And chief economist Andrew Goudie said an imminent recovery in the level of employment is unlikely.

Dr Goudie was giving evidence to Holyrood’s Economy Committee in its inquiry into the future of the financial sector after the banking crisis.

The Federation of Small Businesses in Scotland said this week that firms are suffering because a lack of competition in a banking sector dominated by RBS and Lloyds.

The state-rescued banks have about three-quarters of this lending market - RBS controls 40% of it.

Labour’s Lewis Macdonald said RBS and Lloyds have a “duopoly and almost a monopoly” and asked if small business are right to be worried.

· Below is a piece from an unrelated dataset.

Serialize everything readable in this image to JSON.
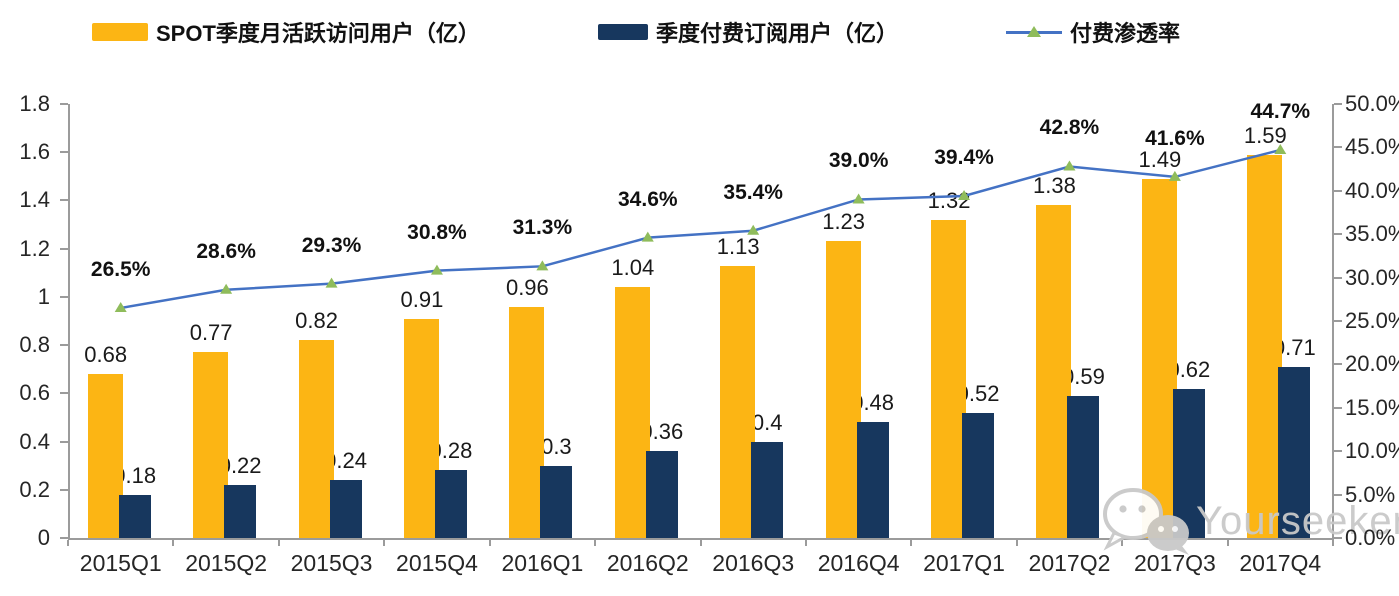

Dr Goudie said: “In principal we would obviously prefer a situation where there was greater levels of competition generated by more actors in that particular area.”

But he claimed it is unclear the situation had created higher costs for borrowers.

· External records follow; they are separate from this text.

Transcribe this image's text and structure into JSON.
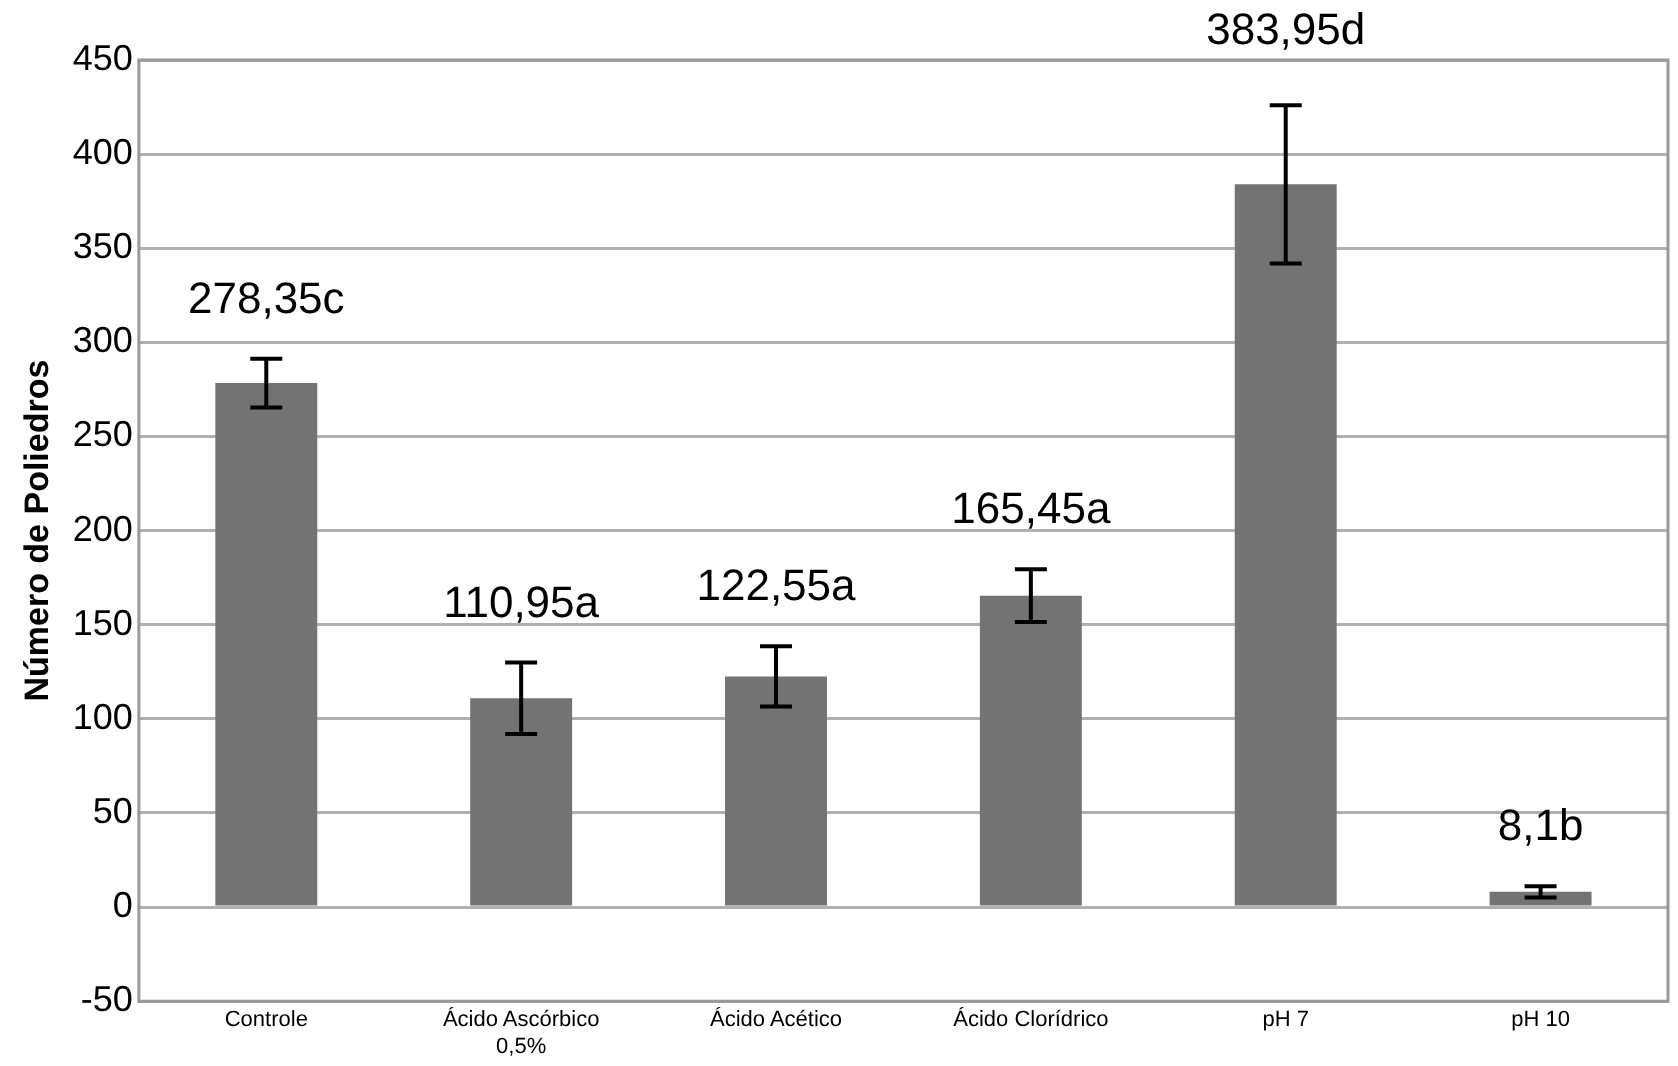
{
  "chart_data": {
    "type": "bar",
    "ylabel": "Número de Poliedros",
    "categories": [
      "Controle",
      "Ácido Ascórbico 0,5%",
      "Ácido Acético",
      "Ácido Clorídrico",
      "pH 7",
      "pH 10"
    ],
    "values": [
      278.35,
      110.95,
      122.55,
      165.45,
      383.95,
      8.1
    ],
    "errors": [
      13,
      19,
      16,
      14,
      42,
      3
    ],
    "value_labels": [
      "278,35c",
      "110,95a",
      "122,55a",
      "165,45a",
      "383,95d",
      "8,1b"
    ],
    "color": "#737373",
    "ylim": [
      -50,
      450
    ],
    "yticks": [
      -50,
      0,
      50,
      100,
      150,
      200,
      250,
      300,
      350,
      400,
      450
    ],
    "grid": "y",
    "legend": false
  }
}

“The view of the Scottish Government I know is that we wish to encourage competition in the market in Scotland, introduce new banking and financial institutions to Scotland to increase the competition and to increase the supply.

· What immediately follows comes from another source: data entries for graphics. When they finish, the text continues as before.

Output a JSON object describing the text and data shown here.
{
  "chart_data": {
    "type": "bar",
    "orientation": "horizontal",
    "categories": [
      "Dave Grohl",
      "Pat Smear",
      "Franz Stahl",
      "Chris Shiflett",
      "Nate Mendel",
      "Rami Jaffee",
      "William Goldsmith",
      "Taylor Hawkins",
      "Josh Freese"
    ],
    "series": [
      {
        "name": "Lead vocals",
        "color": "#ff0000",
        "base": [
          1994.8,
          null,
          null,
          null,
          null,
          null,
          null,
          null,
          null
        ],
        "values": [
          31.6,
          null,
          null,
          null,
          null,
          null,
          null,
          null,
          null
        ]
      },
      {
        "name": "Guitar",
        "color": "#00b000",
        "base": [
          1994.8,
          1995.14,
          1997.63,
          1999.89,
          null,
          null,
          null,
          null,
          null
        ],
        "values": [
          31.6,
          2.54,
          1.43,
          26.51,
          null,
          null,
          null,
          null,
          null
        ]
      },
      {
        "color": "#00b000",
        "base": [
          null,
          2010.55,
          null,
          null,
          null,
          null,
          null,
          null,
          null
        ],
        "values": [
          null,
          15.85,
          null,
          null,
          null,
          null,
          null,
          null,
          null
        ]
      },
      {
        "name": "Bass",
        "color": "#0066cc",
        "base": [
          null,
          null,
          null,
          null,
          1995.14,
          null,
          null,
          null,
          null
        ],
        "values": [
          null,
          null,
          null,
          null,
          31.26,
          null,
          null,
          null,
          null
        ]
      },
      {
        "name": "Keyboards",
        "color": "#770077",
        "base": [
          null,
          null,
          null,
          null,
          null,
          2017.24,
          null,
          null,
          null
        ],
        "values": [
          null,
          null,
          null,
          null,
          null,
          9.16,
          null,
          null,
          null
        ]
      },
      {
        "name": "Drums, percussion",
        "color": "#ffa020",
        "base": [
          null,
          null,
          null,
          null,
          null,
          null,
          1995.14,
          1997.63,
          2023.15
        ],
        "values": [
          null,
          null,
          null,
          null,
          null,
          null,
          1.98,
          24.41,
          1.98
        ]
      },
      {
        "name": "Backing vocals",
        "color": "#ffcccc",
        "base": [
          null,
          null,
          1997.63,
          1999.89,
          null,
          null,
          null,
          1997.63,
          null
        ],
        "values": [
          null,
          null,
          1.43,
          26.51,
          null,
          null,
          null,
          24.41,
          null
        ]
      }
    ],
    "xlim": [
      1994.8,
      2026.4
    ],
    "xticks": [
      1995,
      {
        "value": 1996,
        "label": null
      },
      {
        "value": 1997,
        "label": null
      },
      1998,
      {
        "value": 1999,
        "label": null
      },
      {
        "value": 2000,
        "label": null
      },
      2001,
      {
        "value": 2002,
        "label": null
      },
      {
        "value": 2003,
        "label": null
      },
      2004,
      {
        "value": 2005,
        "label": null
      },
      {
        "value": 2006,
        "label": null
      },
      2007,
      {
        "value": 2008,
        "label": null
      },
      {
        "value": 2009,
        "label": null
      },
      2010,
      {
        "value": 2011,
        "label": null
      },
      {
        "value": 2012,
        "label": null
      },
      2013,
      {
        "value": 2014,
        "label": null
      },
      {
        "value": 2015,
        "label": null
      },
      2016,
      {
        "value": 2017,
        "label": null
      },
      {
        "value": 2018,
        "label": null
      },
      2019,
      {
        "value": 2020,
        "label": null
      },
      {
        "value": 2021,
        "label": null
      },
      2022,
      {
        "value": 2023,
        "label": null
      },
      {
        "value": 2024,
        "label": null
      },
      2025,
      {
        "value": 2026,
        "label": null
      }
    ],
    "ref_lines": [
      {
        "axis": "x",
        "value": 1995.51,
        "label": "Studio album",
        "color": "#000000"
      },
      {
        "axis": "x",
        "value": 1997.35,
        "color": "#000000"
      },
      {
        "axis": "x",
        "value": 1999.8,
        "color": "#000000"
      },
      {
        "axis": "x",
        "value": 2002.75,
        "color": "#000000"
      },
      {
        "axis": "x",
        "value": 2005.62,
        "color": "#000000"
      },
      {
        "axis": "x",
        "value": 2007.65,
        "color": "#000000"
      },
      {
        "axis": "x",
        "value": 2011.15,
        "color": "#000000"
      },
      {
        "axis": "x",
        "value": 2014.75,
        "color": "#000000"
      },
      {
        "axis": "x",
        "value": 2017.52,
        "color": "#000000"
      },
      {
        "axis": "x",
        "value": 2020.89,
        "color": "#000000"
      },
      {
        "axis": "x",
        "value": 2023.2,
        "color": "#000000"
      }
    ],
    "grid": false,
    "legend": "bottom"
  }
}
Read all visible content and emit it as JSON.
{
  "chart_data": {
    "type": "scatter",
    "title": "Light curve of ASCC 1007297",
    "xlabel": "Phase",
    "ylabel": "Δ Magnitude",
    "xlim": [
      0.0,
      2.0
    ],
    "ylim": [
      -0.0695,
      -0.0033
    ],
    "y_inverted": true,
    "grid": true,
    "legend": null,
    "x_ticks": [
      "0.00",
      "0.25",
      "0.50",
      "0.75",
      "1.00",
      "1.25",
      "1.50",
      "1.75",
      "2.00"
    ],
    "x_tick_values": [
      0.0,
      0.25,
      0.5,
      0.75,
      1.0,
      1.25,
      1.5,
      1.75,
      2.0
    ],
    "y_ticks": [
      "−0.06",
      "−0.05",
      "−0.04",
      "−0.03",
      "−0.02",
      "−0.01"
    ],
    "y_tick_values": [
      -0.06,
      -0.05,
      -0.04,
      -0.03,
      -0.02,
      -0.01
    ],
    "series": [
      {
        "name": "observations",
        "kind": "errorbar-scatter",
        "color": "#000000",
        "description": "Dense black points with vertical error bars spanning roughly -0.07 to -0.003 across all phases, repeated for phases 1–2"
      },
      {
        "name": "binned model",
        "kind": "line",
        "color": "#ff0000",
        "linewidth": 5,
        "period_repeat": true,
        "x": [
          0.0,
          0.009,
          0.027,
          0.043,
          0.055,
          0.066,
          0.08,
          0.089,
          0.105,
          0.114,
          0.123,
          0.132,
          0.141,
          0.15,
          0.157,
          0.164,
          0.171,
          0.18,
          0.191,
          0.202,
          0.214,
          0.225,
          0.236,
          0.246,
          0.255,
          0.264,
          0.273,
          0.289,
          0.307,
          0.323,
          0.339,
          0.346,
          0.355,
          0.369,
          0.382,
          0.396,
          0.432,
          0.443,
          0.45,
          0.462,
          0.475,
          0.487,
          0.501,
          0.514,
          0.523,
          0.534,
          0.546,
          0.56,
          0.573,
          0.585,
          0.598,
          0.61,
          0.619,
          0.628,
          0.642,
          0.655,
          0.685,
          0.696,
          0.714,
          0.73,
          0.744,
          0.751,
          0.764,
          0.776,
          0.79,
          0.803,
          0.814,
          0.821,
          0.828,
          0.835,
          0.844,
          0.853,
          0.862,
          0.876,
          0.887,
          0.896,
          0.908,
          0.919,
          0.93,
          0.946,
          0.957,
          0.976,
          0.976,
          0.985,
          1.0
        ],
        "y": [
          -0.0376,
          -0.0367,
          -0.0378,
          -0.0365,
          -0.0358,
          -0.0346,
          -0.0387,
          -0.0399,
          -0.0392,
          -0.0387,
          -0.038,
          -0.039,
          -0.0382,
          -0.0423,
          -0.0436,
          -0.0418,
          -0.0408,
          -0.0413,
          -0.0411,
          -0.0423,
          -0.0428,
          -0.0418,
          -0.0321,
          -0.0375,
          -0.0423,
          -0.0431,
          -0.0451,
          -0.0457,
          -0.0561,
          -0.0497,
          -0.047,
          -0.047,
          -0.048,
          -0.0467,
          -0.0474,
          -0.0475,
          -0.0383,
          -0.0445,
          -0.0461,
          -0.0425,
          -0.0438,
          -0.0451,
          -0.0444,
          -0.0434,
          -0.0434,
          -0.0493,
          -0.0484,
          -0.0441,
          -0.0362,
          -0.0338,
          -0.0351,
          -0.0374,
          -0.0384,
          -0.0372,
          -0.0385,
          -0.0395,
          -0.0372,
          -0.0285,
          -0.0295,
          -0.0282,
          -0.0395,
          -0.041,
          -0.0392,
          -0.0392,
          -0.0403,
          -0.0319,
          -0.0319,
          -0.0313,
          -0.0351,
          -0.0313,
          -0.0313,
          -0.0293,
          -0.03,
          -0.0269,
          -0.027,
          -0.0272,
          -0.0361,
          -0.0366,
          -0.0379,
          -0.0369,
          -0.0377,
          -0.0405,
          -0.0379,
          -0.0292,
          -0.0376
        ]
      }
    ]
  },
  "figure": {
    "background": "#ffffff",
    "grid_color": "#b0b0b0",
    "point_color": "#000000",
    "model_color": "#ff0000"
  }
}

“That would be very much the wish of the Government, so from that point of view I think we would be very supportive of the general point that the FSB is making.”

The state owns about 70% of RBS and 43.5% of the Lloyds group after multibillion-pound taxpayer bailouts.

A report submitted to the committee by Dr Goudie from July this year said the supply of money to smaller firms in Scotland had fallen.

The approval rate for such applications has fallen and the supply of money to high-growth companies has also seen a “fairly dramatic” drop.

Dr Goudie had told MSPs earlier that a “slow, protracted recovery” in the economy is expected from late this year through 2010.

But unemployment has risen by about 75,000 over the year and this trajectory will continue “well into 2010”.

He added: “We’re unlikely to see much strengthening in the labour market for while.”